Surda mukaddes bir gedik
açalım da bunu HDP toplarıyla mı yaparız paralel toplarla mı yaparız hiç
önemli değil diyen bu zevat için, ikballeri söz konusuysa açılan gediğe
rüzgârın nereden eseceğinin hiçbir ehemmiyeti yoktur. Hatta Kandil’den
esen meltem rüzgârlarını bir Selahattin türküsü ile romantizme
dönüştürebilecek kadar mahirdirler.
***
Bundan sonra ne olacak?
%41
ile tek başına iktidar olmayı iki üç puanla kaybetmiş olan AK Parti bu
kayıp üzerinden bugüne kadar üzerine çöken iktidar yorgunluğunu atacak,
muhafazakâr-demokrat söylemini güçlendirecek, hükümetsizlik krizini
yaşayan seçmene başkanlık sistemini anlatabilmek için verilen imkânı iyi
değerlendirecek, yeni bir soluk, bir silkiniş ve heyecanla Yeni Türkiye
iddiasını 2023’e taşıyacak.
Yeni Türkiye iddiasını ve davasını
bugünlere kadar başarıyla omuzlamış olan Recep Tayyip Erdoğan,
Türkiye’nin, ümmetin ve tüm dünya mazlumlarının umududur.
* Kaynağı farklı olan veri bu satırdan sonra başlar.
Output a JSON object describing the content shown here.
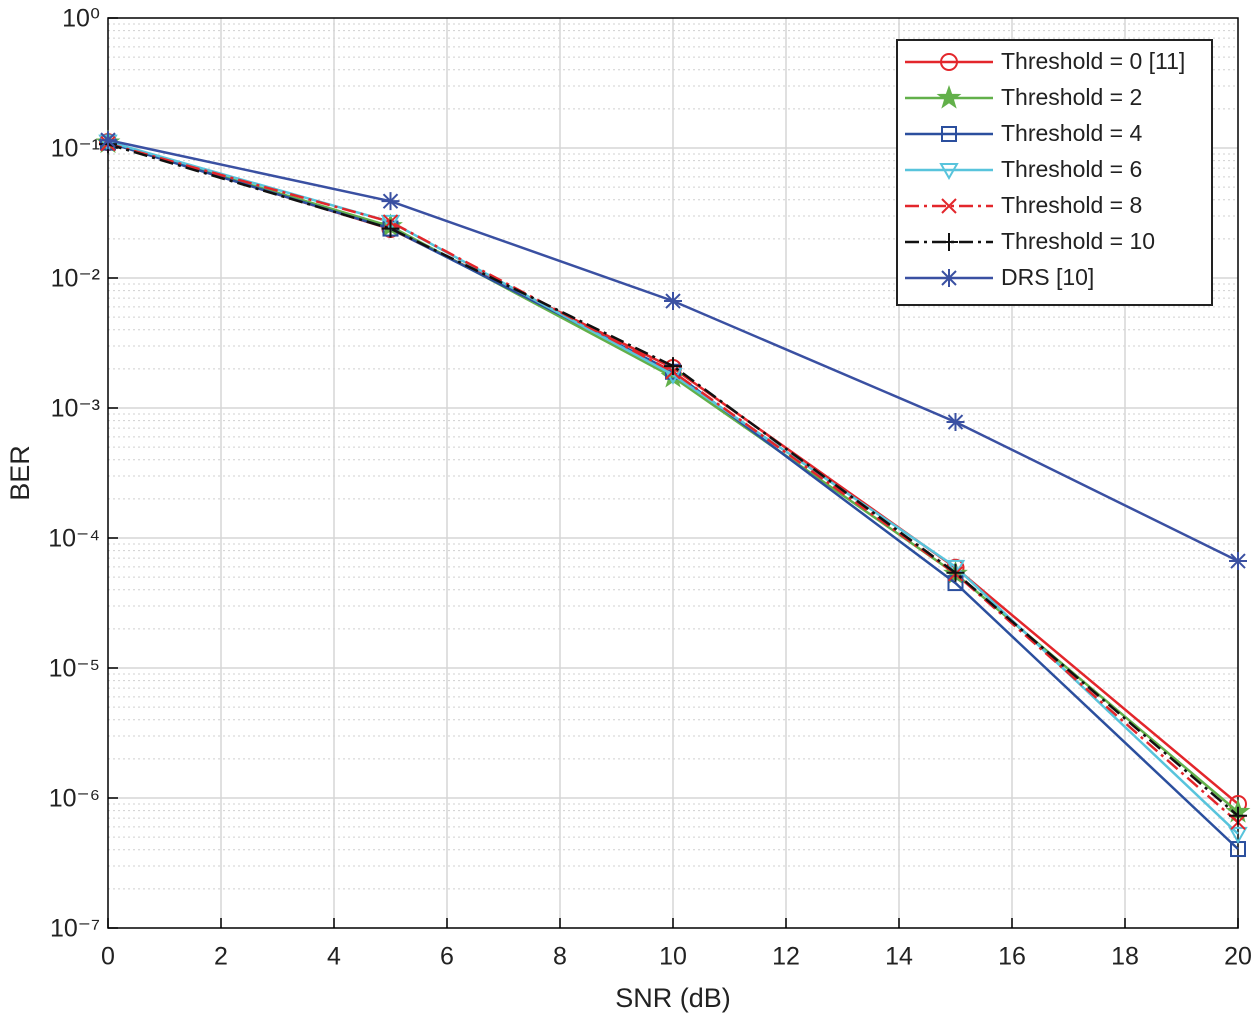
{
  "chart_data": {
    "type": "line",
    "x_label": "SNR (dB)",
    "y_label": "BER",
    "x": [
      0,
      5,
      10,
      15,
      20
    ],
    "xlim": [
      0,
      20
    ],
    "xticks": [
      0,
      2,
      4,
      6,
      8,
      10,
      12,
      14,
      16,
      18,
      20
    ],
    "ylim": [
      1e-07,
      1
    ],
    "y_scale": "log",
    "yticks": [
      {
        "value": 1e-07,
        "label": "10⁻⁷"
      },
      {
        "value": 1e-06,
        "label": "10⁻⁶"
      },
      {
        "value": 1e-05,
        "label": "10⁻⁵"
      },
      {
        "value": 0.0001,
        "label": "10⁻⁴"
      },
      {
        "value": 0.001,
        "label": "10⁻³"
      },
      {
        "value": 0.01,
        "label": "10⁻²"
      },
      {
        "value": 0.1,
        "label": "10⁻¹"
      },
      {
        "value": 1,
        "label": "10⁰"
      }
    ],
    "grid": true,
    "minor_grid": true,
    "legend_position": "upper right",
    "series": [
      {
        "name": "Threshold = 0 [11]",
        "color": "#e3262b",
        "marker": "o",
        "line_style": "solid",
        "values": [
          0.111,
          0.0238,
          0.00203,
          5.9e-05,
          9e-07
        ]
      },
      {
        "name": "Threshold = 2",
        "color": "#62b04a",
        "marker": "p",
        "line_style": "solid",
        "values": [
          0.11,
          0.025,
          0.00173,
          5.3e-05,
          7.8e-07
        ]
      },
      {
        "name": "Threshold = 4",
        "color": "#2b4f9e",
        "marker": "s",
        "line_style": "solid",
        "values": [
          0.11,
          0.024,
          0.0019,
          4.5e-05,
          4.05e-07
        ]
      },
      {
        "name": "Threshold = 6",
        "color": "#58c4dc",
        "marker": "v",
        "line_style": "solid",
        "values": [
          0.112,
          0.027,
          0.0018,
          6e-05,
          5.3e-07
        ]
      },
      {
        "name": "Threshold = 8",
        "color": "#e3262b",
        "marker": "x",
        "line_style": "dashdot",
        "values": [
          0.108,
          0.027,
          0.0019,
          5.3e-05,
          6.5e-07
        ]
      },
      {
        "name": "Threshold = 10",
        "color": "#111111",
        "marker": "+",
        "line_style": "dashdot",
        "values": [
          0.107,
          0.024,
          0.0021,
          5.4e-05,
          7.3e-07
        ]
      },
      {
        "name": "DRS [10]",
        "color": "#3a50a2",
        "marker": "*",
        "line_style": "solid",
        "values": [
          0.115,
          0.039,
          0.00665,
          0.00078,
          6.65e-05
        ]
      }
    ]
  }
}
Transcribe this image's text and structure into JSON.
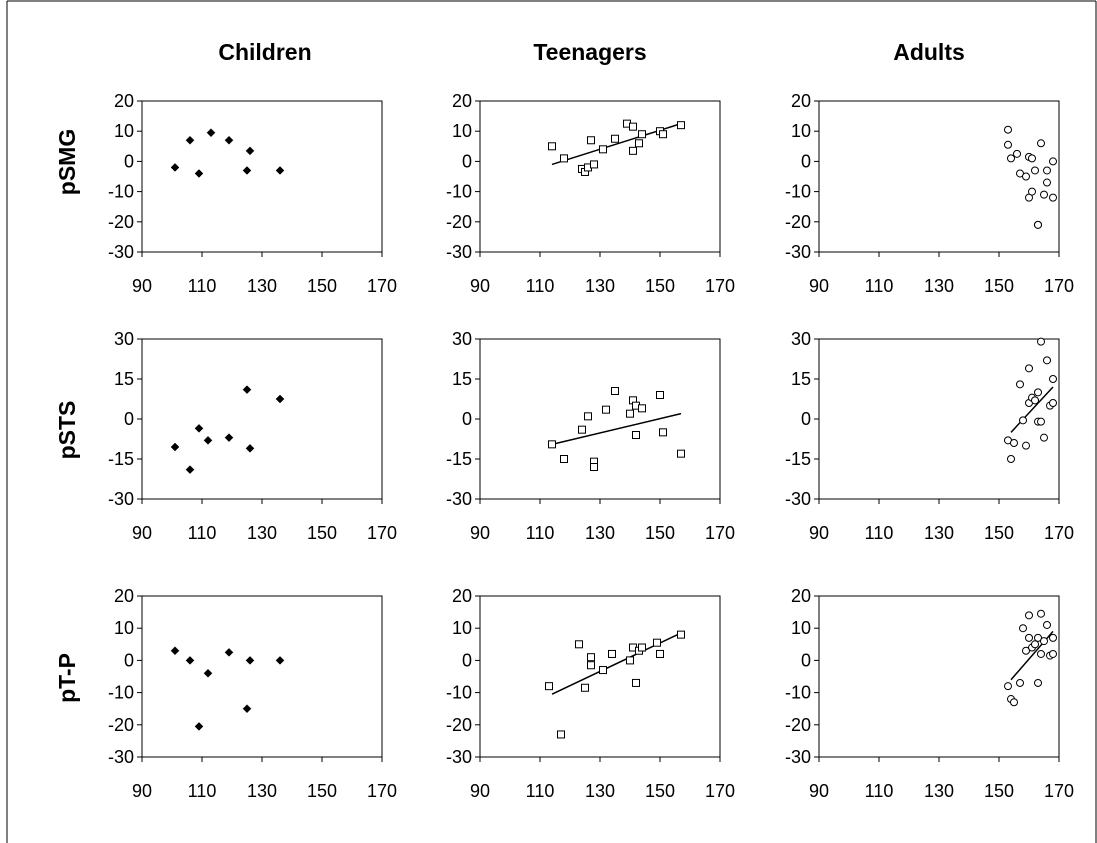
{
  "column_titles": [
    "Children",
    "Teenagers",
    "Adults"
  ],
  "row_titles": [
    "pSMG",
    "pSTS",
    "pT-P"
  ],
  "chart_data": [
    {
      "type": "scatter",
      "row": "pSMG",
      "column": "Children",
      "marker": "filled-diamond",
      "xlim": [
        90,
        170
      ],
      "xticks": [
        90,
        110,
        130,
        150,
        170
      ],
      "ylim": [
        -30,
        20
      ],
      "yticks": [
        -30,
        -20,
        -10,
        0,
        10,
        20
      ],
      "x": [
        101,
        106,
        109,
        113,
        119,
        125,
        126,
        136
      ],
      "y": [
        -2,
        7,
        -4,
        9.5,
        7,
        -3,
        3.5,
        -3
      ],
      "trendline": null
    },
    {
      "type": "scatter",
      "row": "pSMG",
      "column": "Teenagers",
      "marker": "open-square",
      "xlim": [
        90,
        170
      ],
      "xticks": [
        90,
        110,
        130,
        150,
        170
      ],
      "ylim": [
        -30,
        20
      ],
      "yticks": [
        -30,
        -20,
        -10,
        0,
        10,
        20
      ],
      "x": [
        114,
        118,
        124,
        125,
        126,
        127,
        128,
        131,
        135,
        139,
        141,
        143,
        141,
        144,
        150,
        151,
        157
      ],
      "y": [
        5,
        1,
        -2.5,
        -3.5,
        -2,
        7,
        -1,
        4,
        7.5,
        12.5,
        11.5,
        6,
        3.5,
        9,
        10,
        9,
        12
      ],
      "trendline": {
        "x": [
          114,
          157
        ],
        "y": [
          -1,
          12.5
        ]
      }
    },
    {
      "type": "scatter",
      "row": "pSMG",
      "column": "Adults",
      "marker": "open-circle",
      "xlim": [
        90,
        170
      ],
      "xticks": [
        90,
        110,
        130,
        150,
        170
      ],
      "ylim": [
        -30,
        20
      ],
      "yticks": [
        -30,
        -20,
        -10,
        0,
        10,
        20
      ],
      "x": [
        153,
        153,
        154,
        156,
        157,
        159,
        160,
        160,
        161,
        161,
        162,
        163,
        163,
        164,
        165,
        166,
        166,
        168,
        168
      ],
      "y": [
        10.5,
        5.5,
        1,
        2.5,
        -4,
        -5,
        1.5,
        -12,
        1,
        -10,
        -3,
        -21,
        -21,
        6,
        -11,
        -3,
        -7,
        0,
        -12
      ],
      "trendline": null
    },
    {
      "type": "scatter",
      "row": "pSTS",
      "column": "Children",
      "marker": "filled-diamond",
      "xlim": [
        90,
        170
      ],
      "xticks": [
        90,
        110,
        130,
        150,
        170
      ],
      "ylim": [
        -30,
        30
      ],
      "yticks": [
        -30,
        -15,
        0,
        15,
        30
      ],
      "x": [
        101,
        106,
        109,
        112,
        119,
        125,
        126,
        136
      ],
      "y": [
        -10.5,
        -19,
        -3.5,
        -8,
        -7,
        11,
        -11,
        7.5
      ],
      "trendline": null
    },
    {
      "type": "scatter",
      "row": "pSTS",
      "column": "Teenagers",
      "marker": "open-square",
      "xlim": [
        90,
        170
      ],
      "xticks": [
        90,
        110,
        130,
        150,
        170
      ],
      "ylim": [
        -30,
        30
      ],
      "yticks": [
        -30,
        -15,
        0,
        15,
        30
      ],
      "x": [
        114,
        118,
        124,
        126,
        128,
        128,
        132,
        135,
        140,
        141,
        142,
        142,
        144,
        150,
        151,
        157
      ],
      "y": [
        -9.5,
        -15,
        -4,
        1,
        -16,
        -18,
        3.5,
        10.5,
        2,
        7,
        5,
        -6,
        4,
        9,
        -5,
        -13
      ],
      "trendline": {
        "x": [
          114,
          157
        ],
        "y": [
          -9.5,
          2
        ]
      }
    },
    {
      "type": "scatter",
      "row": "pSTS",
      "column": "Adults",
      "marker": "open-circle",
      "xlim": [
        90,
        170
      ],
      "xticks": [
        90,
        110,
        130,
        150,
        170
      ],
      "ylim": [
        -30,
        30
      ],
      "yticks": [
        -30,
        -15,
        0,
        15,
        30
      ],
      "x": [
        153,
        154,
        155,
        157,
        158,
        159,
        160,
        160,
        161,
        162,
        163,
        163,
        164,
        164,
        165,
        166,
        167,
        168,
        168
      ],
      "y": [
        -8,
        -15,
        -9,
        13,
        -0.5,
        -10,
        19,
        6,
        8,
        7,
        -1,
        10,
        29,
        -1,
        -7,
        22,
        5,
        15,
        6
      ],
      "trendline": {
        "x": [
          154,
          168
        ],
        "y": [
          -5,
          12
        ]
      }
    },
    {
      "type": "scatter",
      "row": "pT-P",
      "column": "Children",
      "marker": "filled-diamond",
      "xlim": [
        90,
        170
      ],
      "xticks": [
        90,
        110,
        130,
        150,
        170
      ],
      "ylim": [
        -30,
        20
      ],
      "yticks": [
        -30,
        -20,
        -10,
        0,
        10,
        20
      ],
      "x": [
        101,
        106,
        109,
        112,
        119,
        125,
        126,
        136
      ],
      "y": [
        3,
        0,
        -20.5,
        -4,
        2.5,
        -15,
        0,
        0
      ],
      "trendline": null
    },
    {
      "type": "scatter",
      "row": "pT-P",
      "column": "Teenagers",
      "marker": "open-square",
      "xlim": [
        90,
        170
      ],
      "xticks": [
        90,
        110,
        130,
        150,
        170
      ],
      "ylim": [
        -30,
        20
      ],
      "yticks": [
        -30,
        -20,
        -10,
        0,
        10,
        20
      ],
      "x": [
        113,
        117,
        123,
        125,
        127,
        127,
        131,
        134,
        140,
        141,
        142,
        143,
        144,
        149,
        150,
        157
      ],
      "y": [
        -8,
        -23,
        5,
        -8.5,
        1,
        -1.5,
        -3,
        2,
        0,
        4,
        -7,
        3,
        4,
        5.5,
        2,
        8
      ],
      "trendline": {
        "x": [
          114,
          157
        ],
        "y": [
          -10.5,
          8.5
        ]
      }
    },
    {
      "type": "scatter",
      "row": "pT-P",
      "column": "Adults",
      "marker": "open-circle",
      "xlim": [
        90,
        170
      ],
      "xticks": [
        90,
        110,
        130,
        150,
        170
      ],
      "ylim": [
        -30,
        20
      ],
      "yticks": [
        -30,
        -20,
        -10,
        0,
        10,
        20
      ],
      "x": [
        153,
        154,
        155,
        157,
        158,
        159,
        160,
        160,
        161,
        162,
        163,
        163,
        164,
        164,
        165,
        166,
        167,
        168,
        168
      ],
      "y": [
        -8,
        -12,
        -13,
        -7,
        10,
        3,
        14,
        7,
        4,
        5,
        7,
        -7,
        14.5,
        2,
        6,
        11,
        1.5,
        7,
        2
      ],
      "trendline": {
        "x": [
          154,
          168
        ],
        "y": [
          -6,
          9
        ]
      }
    }
  ]
}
Onun üstünü
çizmenin; adaletin, barışın, huzurun, istikbalin, Yeni Türkiye’nin
üstünü çizmek olduğunu bilenlerin koalisyon aşkını ve bu vesileyle Recep
Tayyip Erdoğan’ı siyasetten ihraç etme çabalarını iyi okumak gerekir.
Bir zamanlar siyaset dışı müdahalelerle Recep Tayyip Erdoğan’ı ve onun
şahsında bu milletin evlatlarını siyasetten uzak tutmaya çalışanlar
şimdi ise siyasi zekâlarını ve kabiliyetlerini kullanarak yine aynı şeyi
yapmaya çalışıyorlar. Geçmişte çok sokulduğumuz o yılan deliklerine
beton dökeli çok oldu, oyunun farkındayız, hevesleri inşallah yine
kursaklarında kalacak.
YENİ TÜRKİYE YENİ BİR SOLUKLA YOLUNA DEVAM EDECEK!